L’amicizia tra i due ,consolidatasi nel periodo in cui Leopardi visse a Firenze, fu suggellata da quando i due si trasferirono a Napoli nel 1833 dove vissero con la sorella di Ranieri, Paolina; frequenti sono le uscite dei tre a Villa Ferrigni ( nota come “Villa delle Ginestre”,dove poi si recheranno stabilmente a causa del colera che imperava a Napoli nel 1837) , insieme ad un altro personaggio fondamentale, Pasquale Ignarra, un cuoco rivoluzionario, esule politico dopo l’epopea della Repubblica Partenopea del 1799.
Leopardi e Ignarra rielaborano svariati piatti, nei quali il poeta manifesta competenze di antiche tradizioni culinarie(in primis marchigiane) ed elaborano una cucina ultraregionale, realizzando una sorta di unione gastronomica italiana (d’altronde “la tavola” è uno dei luoghi dove ci si sente più uniti e dove ogni malumore della vita quotidiana può trovare una stessa linea di fine di fronte ad una bella porzione di Vincisgrassi).
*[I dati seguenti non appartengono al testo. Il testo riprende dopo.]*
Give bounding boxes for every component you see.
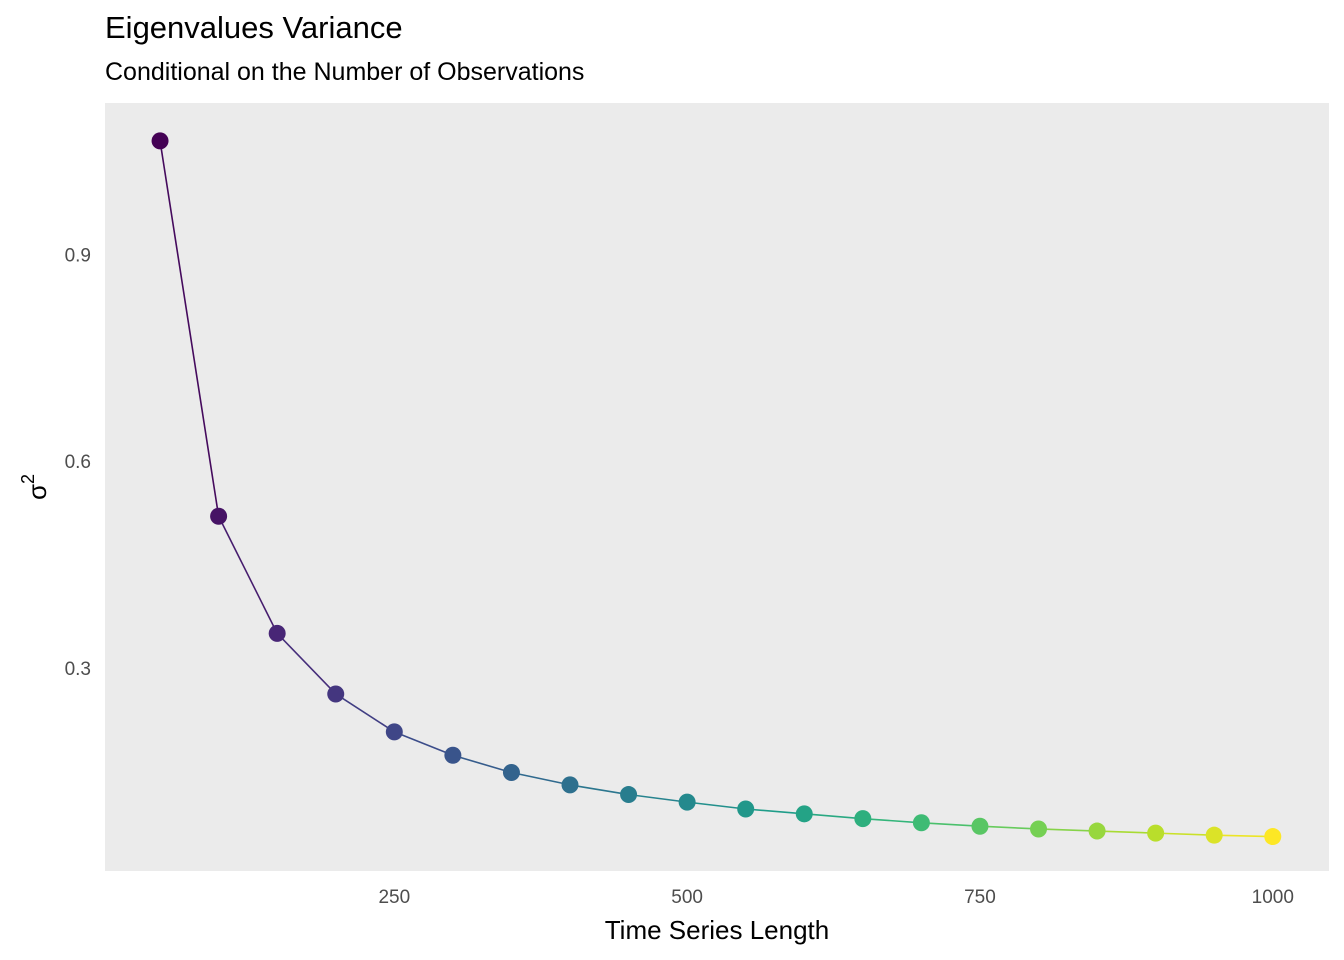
x-tick-label: 1000 xyxy=(1252,887,1294,908)
data-point xyxy=(971,817,989,835)
y-axis: 0.3 0.6 0.9 xyxy=(65,246,91,680)
data-point xyxy=(327,685,345,703)
series-line-segment xyxy=(159,140,220,517)
data-point xyxy=(268,624,286,642)
series-line-segment xyxy=(745,808,805,815)
data-point xyxy=(1147,824,1165,842)
chart-title: Eigenvalues Variance xyxy=(105,10,403,45)
y-tick-label: 0.3 xyxy=(65,659,91,680)
data-point xyxy=(502,764,520,782)
data-point xyxy=(912,814,930,832)
data-point xyxy=(210,507,228,525)
data-point xyxy=(854,810,872,828)
y-axis-title-symbol: σ xyxy=(22,484,52,500)
chart-subtitle: Conditional on the Number of Observation… xyxy=(105,58,585,86)
series-line-segment xyxy=(628,793,688,803)
data-point xyxy=(737,800,755,818)
series-line-segment xyxy=(569,784,629,796)
data-point xyxy=(620,786,638,804)
data-point xyxy=(1205,826,1223,844)
series-line-segment xyxy=(1038,828,1098,832)
data-point xyxy=(444,746,462,764)
series-line-segment xyxy=(276,632,337,695)
data-point xyxy=(151,132,169,150)
series-line-segment xyxy=(394,731,454,757)
series-line-segment xyxy=(1097,830,1156,834)
data-point xyxy=(678,793,696,811)
series-line-segment xyxy=(687,801,746,810)
series-line-segment xyxy=(511,771,571,786)
data-point xyxy=(561,776,579,794)
y-axis-title: σ2 xyxy=(18,474,52,500)
series-line-segment xyxy=(1155,832,1215,836)
y-tick-label: 0.9 xyxy=(65,246,91,267)
series-line-segment xyxy=(1214,834,1273,838)
series-point-group xyxy=(151,132,1282,846)
plot-panel xyxy=(105,103,1329,871)
series-line-group xyxy=(159,140,1273,838)
series-line-segment xyxy=(217,515,278,634)
series-line-segment xyxy=(921,821,981,828)
data-point xyxy=(1030,820,1048,838)
series-line-segment xyxy=(804,813,863,820)
x-axis-title: Time Series Length xyxy=(605,915,829,945)
series-line-segment xyxy=(862,817,922,824)
data-point xyxy=(795,805,813,823)
y-tick-label: 0.6 xyxy=(65,452,91,473)
series-line-segment xyxy=(979,825,1039,830)
data-point xyxy=(1088,822,1106,840)
x-tick-label: 500 xyxy=(671,887,703,908)
x-axis: 250 500 750 1000 xyxy=(378,887,1293,908)
x-tick-label: 250 xyxy=(378,887,410,908)
x-tick-label: 750 xyxy=(964,887,996,908)
series-line-segment xyxy=(452,754,512,774)
series-line-segment xyxy=(335,693,395,733)
data-point xyxy=(1264,828,1282,846)
y-axis-title-superscript: 2 xyxy=(18,474,38,484)
data-point xyxy=(385,723,403,741)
E’ come se Leopardi ci lasciasse un testamento culinario, realizzando una lista autografata di quarantanove pietanze. Ecco qui alcune sue annotazioni:
“Si comincia con l’antipasto: la felliata di salumi, caciocavallo, Provolone e uova sode; qua e là riccioli di burro e croccanti fette del pane lungo insieme a due filetti rosati di acciughe di Cetara. Si continua con il Tortano ( questo, un impasto a base di acqua, farina e sugna, sale e pepe; ci si aggiungono generosamente dei pezzetti di salame, dei cubetti di caciocavallo e pecorino, in più del formaggio grattugiato. Si passa in forno)…Arrivano gli gnocchi di cappone al coulis di vitello. Qui la preparazione è stata complessa. Intanto si lavora su tre capponi: due sono stati messi in un forno lento; i succhi che se ne ricavano si mischiano al terzo che,completamente disossato, è tritato fine; qui con pane bagnato al latte e uova si fa un buon impasto; continuando con l’aggiunta di pezzetti di rosso d’uovo sodo, si finisce riducendolo a tocchetti: gli gnocchi. Mentre questi si riposano, si preparano il coulis di arrosto di vitello(un misto di sugo e trito delle carni). E’ nel brodo della minestra maritata che si ripasseranno gli gnocchi; da qui ricoperti del coulis e di una grattugiata di caciocavallo, si sono ritrovati a tavola…Si conclude con la Pastiera, dolce carico di simboli che dividendolo, si rivelano, in un profumo intenso di arancio e rose, alla visione lieta di quel cuore di chicchi di grano, i primi, della terra rinata con la bella primavera. Finissimi canditi… A tavola oltre alla caraffa d’acqua del Serino, appannata di purezza, ci accompagniamo con il Gragnano, leggermente frizzante; il Taurasi, generoso; terminiamo con la Malvasia, squisita.”
(Domenico Pasquariello “Degò” e Antonio Tubelli, Leopardi a tavola)
Sempre dal libro “Leopardi a Tavola” di Domenico Pasquariello “Degò” e Antonio Tubelli:
n.25, Bodin di ricotta:
Ingredienti:
150gr di zucchero a velo
100gr di gocce di cioccolato
un bicchiere di rum
un bicchiere di maraschino
4 tuorli
10 gherigli di noce
150gr di canditi (cedro)
Procedimento:
In una ciotola setacciare la ricotta e lavorarla con lo zucchero a velo ed i tuorli d’uovo, aggiunti uno alla volta. Aggiungere i liquori con i canditi a pezzetti e i gherigli di noce. Disporre nelle ciotoline e lasciare per almeno 3 ore in frigo. Servire.